The Patient Protection and Affordable Care Act (PPACA) looks like an expensive vehicle for reducing the U.S. uninsured rate.
Analysts at Conning, an insurance investment and research firm, make that argument in a new report on the effects of PPACA on the U.S. commercial health insurance market.
Competing in the commercial health market has been complicated for insurers since January 2014, when the major PPACA coverage rules and coverage expansion programs came to life, the analysts say.
In the individual market, the analysts say, some of the best opportunities may be for Medicaid plan managers. Many low-income people slide back and forth between Medicaid coverage and PPACA exchange plans several times during the year, as their income levels change. Insurers that offer both types of plans can make the transitions easier, the analysts say.
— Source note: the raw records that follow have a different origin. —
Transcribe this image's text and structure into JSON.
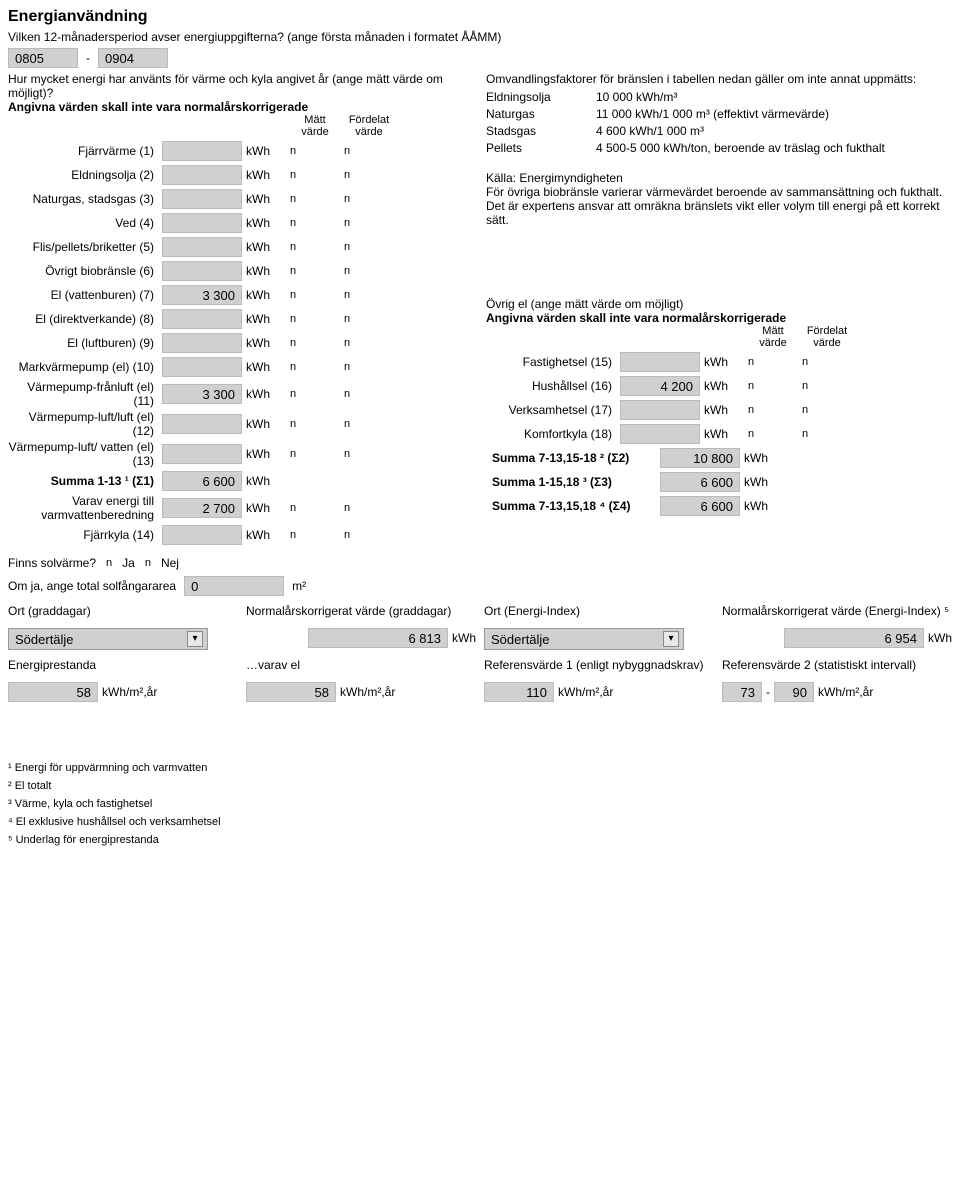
{
  "title": "Energianvändning",
  "intro_line": "Vilken 12-månadersperiod avser energiuppgifterna? (ange första månaden i formatet ÅÅMM)",
  "period": {
    "from": "0805",
    "sep": "-",
    "to": "0904"
  },
  "q_measured": "Hur mycket energi har använts för värme och kyla angivet år (ange mätt värde om möjligt)?",
  "note_norm": "Angivna värden skall inte vara normalårskorrigerade",
  "col_h1": "Mätt värde",
  "col_h2": "Fördelat värde",
  "energy_rows": [
    {
      "label": "Fjärrvärme (1)",
      "value": "",
      "unit": "kWh",
      "r1": "n",
      "r2": "n"
    },
    {
      "label": "Eldningsolja (2)",
      "value": "",
      "unit": "kWh",
      "r1": "n",
      "r2": "n"
    },
    {
      "label": "Naturgas, stadsgas (3)",
      "value": "",
      "unit": "kWh",
      "r1": "n",
      "r2": "n"
    },
    {
      "label": "Ved (4)",
      "value": "",
      "unit": "kWh",
      "r1": "n",
      "r2": "n"
    },
    {
      "label": "Flis/pellets/briketter (5)",
      "value": "",
      "unit": "kWh",
      "r1": "n",
      "r2": "n"
    },
    {
      "label": "Övrigt biobränsle (6)",
      "value": "",
      "unit": "kWh",
      "r1": "n",
      "r2": "n"
    },
    {
      "label": "El (vattenburen) (7)",
      "value": "3 300",
      "unit": "kWh",
      "r1": "n",
      "r2": "n"
    },
    {
      "label": "El (direktverkande) (8)",
      "value": "",
      "unit": "kWh",
      "r1": "n",
      "r2": "n"
    },
    {
      "label": "El (luftburen) (9)",
      "value": "",
      "unit": "kWh",
      "r1": "n",
      "r2": "n"
    },
    {
      "label": "Markvärmepump (el) (10)",
      "value": "",
      "unit": "kWh",
      "r1": "n",
      "r2": "n"
    },
    {
      "label": "Värmepump-frånluft (el) (11)",
      "value": "3 300",
      "unit": "kWh",
      "r1": "n",
      "r2": "n"
    },
    {
      "label": "Värmepump-luft/luft (el) (12)",
      "value": "",
      "unit": "kWh",
      "r1": "n",
      "r2": "n"
    },
    {
      "label": "Värmepump-luft/ vatten (el) (13)",
      "value": "",
      "unit": "kWh",
      "r1": "n",
      "r2": "n"
    }
  ],
  "summa1": {
    "label": "Summa 1-13 ¹ (Σ1)",
    "value": "6 600",
    "unit": "kWh"
  },
  "varav": {
    "label": "Varav energi till varmvattenberedning",
    "value": "2 700",
    "unit": "kWh",
    "r1": "n",
    "r2": "n"
  },
  "fjarrkyla": {
    "label": "Fjärrkyla (14)",
    "value": "",
    "unit": "kWh",
    "r1": "n",
    "r2": "n"
  },
  "conv": {
    "heading": "Omvandlingsfaktorer för bränslen i tabellen nedan gäller om inte annat uppmätts:",
    "rows": [
      {
        "k": "Eldningsolja",
        "v": "10 000 kWh/m³"
      },
      {
        "k": "Naturgas",
        "v": "11 000 kWh/1 000 m³ (effektivt värmevärde)"
      },
      {
        "k": "Stadsgas",
        "v": "4 600 kWh/1 000 m³"
      },
      {
        "k": "Pellets",
        "v": "4 500-5 000 kWh/ton, beroende av träslag och fukthalt"
      }
    ],
    "source": "Källa: Energimyndigheten",
    "note": "För övriga biobränsle varierar värmevärdet beroende av sammansättning och fukthalt. Det är expertens ansvar att omräkna bränslets vikt eller volym till energi på ett korrekt sätt."
  },
  "ovrig_el": {
    "title": "Övrig el (ange mätt värde om möjligt)",
    "note": "Angivna värden skall inte vara normalårskorrigerade",
    "h1": "Mätt värde",
    "h2": "Fördelat värde",
    "rows": [
      {
        "label": "Fastighetsel (15)",
        "value": "",
        "unit": "kWh",
        "r1": "n",
        "r2": "n"
      },
      {
        "label": "Hushållsel (16)",
        "value": "4 200",
        "unit": "kWh",
        "r1": "n",
        "r2": "n"
      },
      {
        "label": "Verksamhetsel (17)",
        "value": "",
        "unit": "kWh",
        "r1": "n",
        "r2": "n"
      },
      {
        "label": "Komfortkyla (18)",
        "value": "",
        "unit": "kWh",
        "r1": "n",
        "r2": "n"
      }
    ],
    "sums": [
      {
        "label": "Summa 7-13,15-18 ² (Σ2)",
        "value": "10 800",
        "unit": "kWh"
      },
      {
        "label": "Summa 1-15,18 ³ (Σ3)",
        "value": "6 600",
        "unit": "kWh"
      },
      {
        "label": "Summa 7-13,15,18 ⁴ (Σ4)",
        "value": "6 600",
        "unit": "kWh"
      }
    ]
  },
  "solar": {
    "q": "Finns solvärme?",
    "ja": "Ja",
    "nej": "Nej",
    "area_q": "Om ja, ange total solfångararea",
    "area_val": "0",
    "area_unit": "m²"
  },
  "bottom": {
    "ort_grad_label": "Ort (graddagar)",
    "ort_grad_val": "Södertälje",
    "norm_grad_label": "Normalårskorrigerat värde (graddagar)",
    "norm_grad_val": "6 813",
    "norm_grad_unit": "kWh",
    "ort_ei_label": "Ort (Energi-Index)",
    "ort_ei_val": "Södertälje",
    "norm_ei_label": "Normalårskorrigerat värde (Energi-Index) ⁵",
    "norm_ei_val": "6 954",
    "norm_ei_unit": "kWh",
    "eperf_label": "Energiprestanda",
    "eperf_val": "58",
    "eperf_unit": "kWh/m²,år",
    "varavel_label": "…varav el",
    "varavel_val": "58",
    "varavel_unit": "kWh/m²,år",
    "ref1_label": "Referensvärde 1 (enligt nybyggnadskrav)",
    "ref1_val": "110",
    "ref1_unit": "kWh/m²,år",
    "ref2_label": "Referensvärde 2 (statistiskt intervall)",
    "ref2_from": "73",
    "ref2_sep": "-",
    "ref2_to": "90",
    "ref2_unit": "kWh/m²,år"
  },
  "footnotes": [
    "¹ Energi för uppvärmning och varmvatten",
    "² El totalt",
    "³ Värme, kyla och fastighetsel",
    "⁴ El exklusive hushållsel och verksamhetsel",
    "⁵ Underlag för energiprestanda"
  ],
  "radio_glyph": "n",
  "tri_glyph": "▾"
}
In another section of the report, the analysts point out that the PPACA Medicaid expansion program, PPACA public exchange program and the PPACA Consumer Operated and Oriented Plan (CO-OP) program spent a total of about $177 billion on subsidies in 2014 and 2015.
The country started with 41.8 million uninsured people in 2013. The PPACA coverage expansion programs helped 8.8 million people get covered in 2014, and it helped a total of 12.8 million people get covered in 2015, the analysts say.
The PPACA programs spent an average of at least $685 on subsidies per newly insured life per month in 2014 and 2015, the analysts say. The monthly spending figure excludes PPACA exchange website costs and other program setup costs.
Medicare Advantage, in contrast, costs a total of about $700 per person per month, and employer-sponsored group health coverage costs an average of about $300 per person per month, the analysts say.
Policymakers may be more interested in listening to health insurers once they understand how high the cost of covering the newly insured has been, the analysts say.